Christy v. Detroit Edison Co.

141 N.W.2d 368 | Mich. Ct. App. | 1966

2 Mich. App. 730 (1966)
141 N.W.2d 368

CHRISTY
v.
DETROIT EDISON COMPANY.

Docket No. 1,263.

Michigan Court of Appeals.

Decided April 12, 1966.
Leave to appeal denied June 28, 1966.

Perry T. Christy, in propria persona.

Fischer, Sprague, Franklin & Ford (Ralph H. Houghton, of counsel), for defendant.

Leave to appeal denied by Supreme Court June 28, 1966. See 378 Mich. 720.

LESINSKI, C.J.

The plaintiff appeals in propria persona from a summary judgment granted defendant by the circuit court for the county of Washtenaw.

This cause arose when the plaintiff moved into Ann Arbor, Michigan from out of State, and was requested to leave a $25 security deposit for electricity in his apartment, as he had not established a proper credit rating. The plaintiff after many contacts with the defendant's agents filed suit against the defendant charging that the defendant discriminated in its charging of deposits for electrical service in that only certain customers were required to leave the deposit, and sought a temporary injunction against any discontinuance of his electrical service. After denial of the temporary injunction, the plaintiff paid the $25 security deposit under protest, and amended his complaint to reflect that payment had been made. He thus sought the return of the security deposit as well as an injunction against discontinuance of service. Both plaintiff *732 and defendant filed motions for summary judgments and on January 13, 1965, the trial court granted defendant's motion for summary judgment. The plaintiff then moved to set aside the summary judgment. From a denial of this motion, plaintiff took this appeal.

The issue before this Court revolves around the granting of the summary judgment. Was there "any genuine issue as to any material fact" so that the defendant was not entitled to a summary judgment as a matter of law? The summary judgment procedure as defined by GCR 1963, 117.2(3), requires that a summary judgment be granted if the party opposing the motion has failed to show any evidence by affidavit, that would give rise to a genuine issue of fact. In Durant v. Stahlin (1965), 375 Mich. 628, Justice ADAMS states at p 640:

"Once a party is challenged as to the existence of the facts upon which he purports to build his case, the sum and substance of the summary judgment proceeding is that general allegations and notice pleading are not enough.

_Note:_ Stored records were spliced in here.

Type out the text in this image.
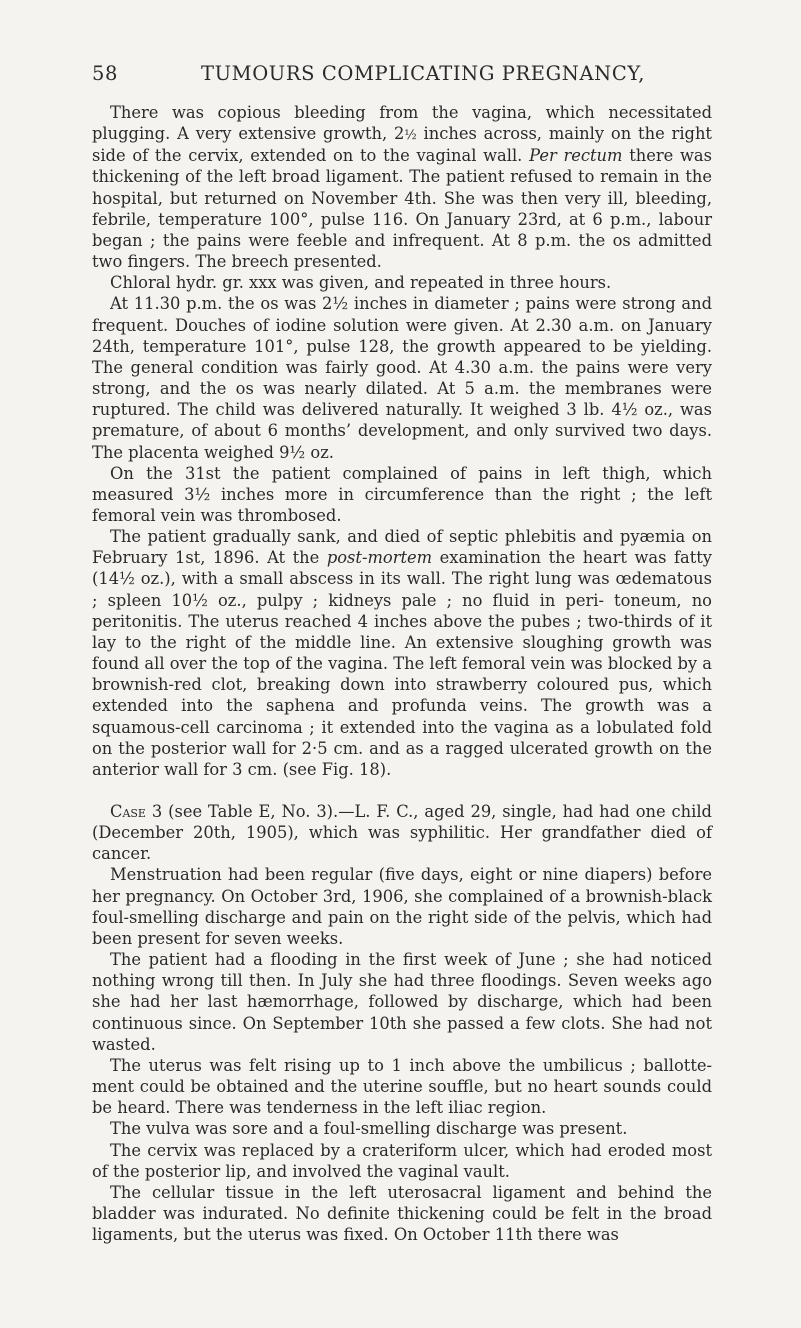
58	TUMOURS COMPLICATING PREGNANCY,

There was copious bleeding from the vagina, which necessitated plugging. A very extensive growth, 2½ inches across, mainly on the right side of the cervix, extended on to the vaginal wall. Per rectum there was thickening of the left broad ligament. The patient refused to remain in the hospital, but returned on November 4th. She was then very ill, bleeding, febrile, temperature 100°, pulse 116. On January 23rd, at 6 p.m., labour began ; the pains were feeble and infrequent. At 8 p.m. the os admitted two fingers. The breech presented.

Chloral hydr. gr. xxx was given, and repeated in three hours.

At 11.30 p.m. the os was 2½ inches in diameter ; pains were strong and frequent. Douches of iodine solution were given. At 2.30 a.m. on January 24th, temperature 101°, pulse 128, the growth appeared to be yielding. The general condition was fairly good. At 4.30 a.m. the pains were very strong, and the os was nearly dilated. At 5 a.m. the membranes were ruptured. The child was delivered naturally. It weighed 3 lb. 4½ oz., was premature, of about 6 months’ development, and only survived two days. The placenta weighed 9½ oz.

On the 31st the patient complained of pains in left thigh, which measured 3½ inches more in circumference than the right ; the left femoral vein was thrombosed.

The patient gradually sank, and died of septic phlebitis and pyæmia on February 1st, 1896. At the post-mortem examination the heart was fatty (14½ oz.), with a small abscess in its wall. The right lung was œdematous ; spleen 10½ oz., pulpy ; kidneys pale ; no fluid in peri- toneum, no peritonitis. The uterus reached 4 inches above the pubes ; two-thirds of it lay to the right of the middle line. An extensive sloughing growth was found all over the top of the vagina. The left femoral vein was blocked by a brownish-red clot, breaking down into strawberry coloured pus, which extended into the saphena and profunda veins. The growth was a squamous-cell carcinoma ; it extended into the vagina as a lobulated fold on the posterior wall for 2·5 cm. and as a ragged ulcerated growth on the anterior wall for 3 cm. (see Fig. 18).

Case 3 (see Table E, No. 3).—L. F. C., aged 29, single, had had one child (December 20th, 1905), which was syphilitic. Her grandfather died of cancer.

Menstruation had been regular (five days, eight or nine diapers) before her pregnancy. On October 3rd, 1906, she complained of a brownish-black foul-smelling discharge and pain on the right side of the pelvis, which had been present for seven weeks.

The patient had a flooding in the first week of June ; she had noticed nothing wrong till then. In July she had three floodings. Seven weeks ago she had her last hæmorrhage, followed by discharge, which had been continuous since. On September 10th she passed a few clots. She had not wasted.

The uterus was felt rising up to 1 inch above the umbilicus ; ballotte- ment could be obtained and the uterine souffle, but no heart sounds could be heard. There was tenderness in the left iliac region.

The vulva was sore and a foul-smelling discharge was present.

The cervix was replaced by a crateriform ulcer, which had eroded most of the posterior lip, and involved the vaginal vault.

The cellular tissue in the left uterosacral ligament and behind the bladder was indurated. No definite thickening could be felt in the broad ligaments, but the uterus was fixed. On October 11th there was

Matters upon information and belief and alleged common knowledge are not enough. That party must come forward with at least some evidentiary proof, some statement of specific fact upon which to base his case. If he fails, the motion for summary judgment is properly granted. In the language of GCR 1963, 117.3:

"`Judgment shall be rendered forthwith if the pleadings show that any party is entitled to judgment as a matter of law or if the affidavits or other proof show that there is no genuine issue of fact.' (Emphasis supplied.)"[1]

Justice SOURIS speaking in concurrence in the Durant Case stated at page 657:

*733 "Plaintiff chose to file affidavits * * * which were not responsive to the defendants' affidavits, which were in part based upon information and belief instead of personal knowledge of the affiant, and which were cast in conclusionary language instead of stating with particularity facts which would be admissible as evidence. In short, the plaintiff's affidavits were inadequate to bar entry of summary judgment on defendants' motions if otherwise defendants were entitled thereto.)"[2]

This language of Justice SOURIS in the Durant Case embodies our findings regarding the plaintiff's reply affidavits to the defendant's motion for summary judgment in this case. See also Green v. Lundquist (1966), 2 Mich. App. 488. The trial judge, on the basis of this record, could do no other than grant the defendant's motion for summary judgment.

Judgment affirmed. Costs to the appellee.

J.H. GILLIS and QUINN, JJ., concurred.

NOTES

[1] This opinion of Justice ADAMS was concurred in by Justice DETHMERS and Justice O'HARA.

[2] Justice SOURIS' opinion was concurred in by Chief Justice T.M. KAVANAGH and Justice SMITH.